I don't follow baseball. It's too slow for me, and I lived too long in Pittsburgh to be able to be a fan.

But I feel for Armando Galarraga, and I think he handled the umpire's bad call with a lot more grace than most professional sports players can come up with over the entire course of their careers. I also think the umpire handled the situation well. It was a close call, he messed up, he apologized. Profusely. I hope he can let it go. I hope they both can. Because (see my last post), it's a game.

Maybe baseball would benefit from instant replay. The technology is there, so use it, right? But, as I already said (and as you already know), it's a slow game. Do you really want to add another hour or two by reviewing the tapes?

I think my own life could benefit from some instant replay technology though, especially since I've become a mother of children with recall . . . because I'm not so convinced their recall is correct. I think if I could review the tapes, show them where they misinterpreted something I said, I could save them a lot of therapy.

Let me tell you a brief story. It's about Mr. Fluffy, my pet rabbit.

When I was about seven, my family lived on a nice piece of property on the outskirts of the city. We had a huge garden, a nice patch of woods, a giant backyard, some apple trees, and a hen house. It was heaven to a kid my age, especially since I was such a tomboy. Back then--in the good old days--parents sent their kids out to play in the morning and then called them back in at dinner time. It was during this time that I remember my mom telling me, "Only boring people are bored." And it's become one of my mantras of parenting and of life in general. I believe it with all my heart.

I loved collecting the eggs those chickens laid. Yes, they pecked the crud out of my hands, but to feel the warmth of that egg and to even smell that barnyard scent that makes some people crave city life? Aahhhh. Heat, humidity, flypaper, straw: man, oh, man the great memories I have based on that little hen house.

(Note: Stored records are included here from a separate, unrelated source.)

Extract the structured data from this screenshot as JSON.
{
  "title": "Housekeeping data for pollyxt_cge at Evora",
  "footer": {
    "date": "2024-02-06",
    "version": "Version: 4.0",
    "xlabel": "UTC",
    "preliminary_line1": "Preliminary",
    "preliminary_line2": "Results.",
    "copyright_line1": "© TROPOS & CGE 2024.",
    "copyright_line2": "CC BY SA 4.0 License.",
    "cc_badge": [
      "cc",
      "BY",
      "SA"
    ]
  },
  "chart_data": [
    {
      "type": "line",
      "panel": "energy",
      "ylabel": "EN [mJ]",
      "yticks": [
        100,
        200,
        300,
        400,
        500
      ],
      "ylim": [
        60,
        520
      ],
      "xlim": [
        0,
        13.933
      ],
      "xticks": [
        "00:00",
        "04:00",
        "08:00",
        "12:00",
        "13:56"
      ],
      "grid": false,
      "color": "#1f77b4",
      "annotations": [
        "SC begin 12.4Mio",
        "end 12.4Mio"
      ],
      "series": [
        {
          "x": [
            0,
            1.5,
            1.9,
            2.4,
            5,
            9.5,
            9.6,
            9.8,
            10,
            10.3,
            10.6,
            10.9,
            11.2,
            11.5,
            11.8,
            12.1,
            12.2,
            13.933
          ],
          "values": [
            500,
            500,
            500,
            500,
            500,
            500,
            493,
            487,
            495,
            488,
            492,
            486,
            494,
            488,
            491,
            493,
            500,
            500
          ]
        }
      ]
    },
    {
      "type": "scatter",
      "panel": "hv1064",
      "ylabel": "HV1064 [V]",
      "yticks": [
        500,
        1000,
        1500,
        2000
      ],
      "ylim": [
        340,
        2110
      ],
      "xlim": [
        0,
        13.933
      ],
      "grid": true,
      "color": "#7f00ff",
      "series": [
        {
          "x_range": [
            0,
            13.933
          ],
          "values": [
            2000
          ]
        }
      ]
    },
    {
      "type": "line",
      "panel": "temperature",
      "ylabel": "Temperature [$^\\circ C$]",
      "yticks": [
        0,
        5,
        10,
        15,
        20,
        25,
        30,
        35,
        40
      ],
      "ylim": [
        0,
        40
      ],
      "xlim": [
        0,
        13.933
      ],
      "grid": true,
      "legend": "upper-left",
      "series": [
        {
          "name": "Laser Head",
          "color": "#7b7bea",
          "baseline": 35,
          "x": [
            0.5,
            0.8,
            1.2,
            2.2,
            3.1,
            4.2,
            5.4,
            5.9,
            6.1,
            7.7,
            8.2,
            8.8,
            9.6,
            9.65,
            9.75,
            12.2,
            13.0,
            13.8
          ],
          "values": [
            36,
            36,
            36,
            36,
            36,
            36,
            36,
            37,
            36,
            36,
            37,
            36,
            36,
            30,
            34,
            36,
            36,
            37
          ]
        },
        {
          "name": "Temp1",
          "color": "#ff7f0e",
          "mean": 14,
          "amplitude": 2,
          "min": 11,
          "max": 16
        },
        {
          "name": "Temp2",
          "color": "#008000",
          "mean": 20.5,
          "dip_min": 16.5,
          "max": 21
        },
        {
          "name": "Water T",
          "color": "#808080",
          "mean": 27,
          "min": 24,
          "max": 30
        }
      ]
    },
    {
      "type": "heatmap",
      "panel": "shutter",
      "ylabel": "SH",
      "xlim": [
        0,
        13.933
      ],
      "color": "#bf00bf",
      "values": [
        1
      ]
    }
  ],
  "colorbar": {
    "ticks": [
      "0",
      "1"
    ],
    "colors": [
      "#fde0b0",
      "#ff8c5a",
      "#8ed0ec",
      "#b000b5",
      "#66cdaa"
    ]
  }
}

But the hens weren't terribly productive, and the black snakes kept busy, and my mom didn't love those chickens nearly as much as I did. So she sold them all for 50 cents a piece.

Then we got rabbits. And I fell in love with a big white one, Mr. Fluffy. Did I play with him? No, I wasn't allowed to take him out of his hutch. In fact, I don't know why I loved him at all. In fact, I don't know whether I even had a name for him until my brother strung him up and skinned him.

Didn't see that coming, did you? Well, neither did I. I was SEVEN. I had no idea that we had those rabbits in order to fatten them up and eat them. I thought they were pets.

But what you think and what you know as a child often have very little to do with reality. See, in my memory, I'm sitting on the hill overlooking one of our apple trees, and my brother Danny is getting Mr. Fluffy ready for dinner--our dinner.

But in that same memory, he's also holding me so I have to watch him.

For years (and I mean until I was in college), I believed that memory. I was so sure Danny had forced me to watch him kill and skin MY pet rabbit. But he couldn't have. Did another sibling hold me? Or was it Danny holding me and Terryl down by that tree? And was someone holding my eyes open? Really? Did I HAVE to watch? Was it Clockwork Orange and a box of toothpicks?

Or was I just curious? And then I got upset and blamed Danny?

Regardless, we had Mr. Fluffy for dinner that night. And, honestly, he tasted pretty good--yep, just like chicken.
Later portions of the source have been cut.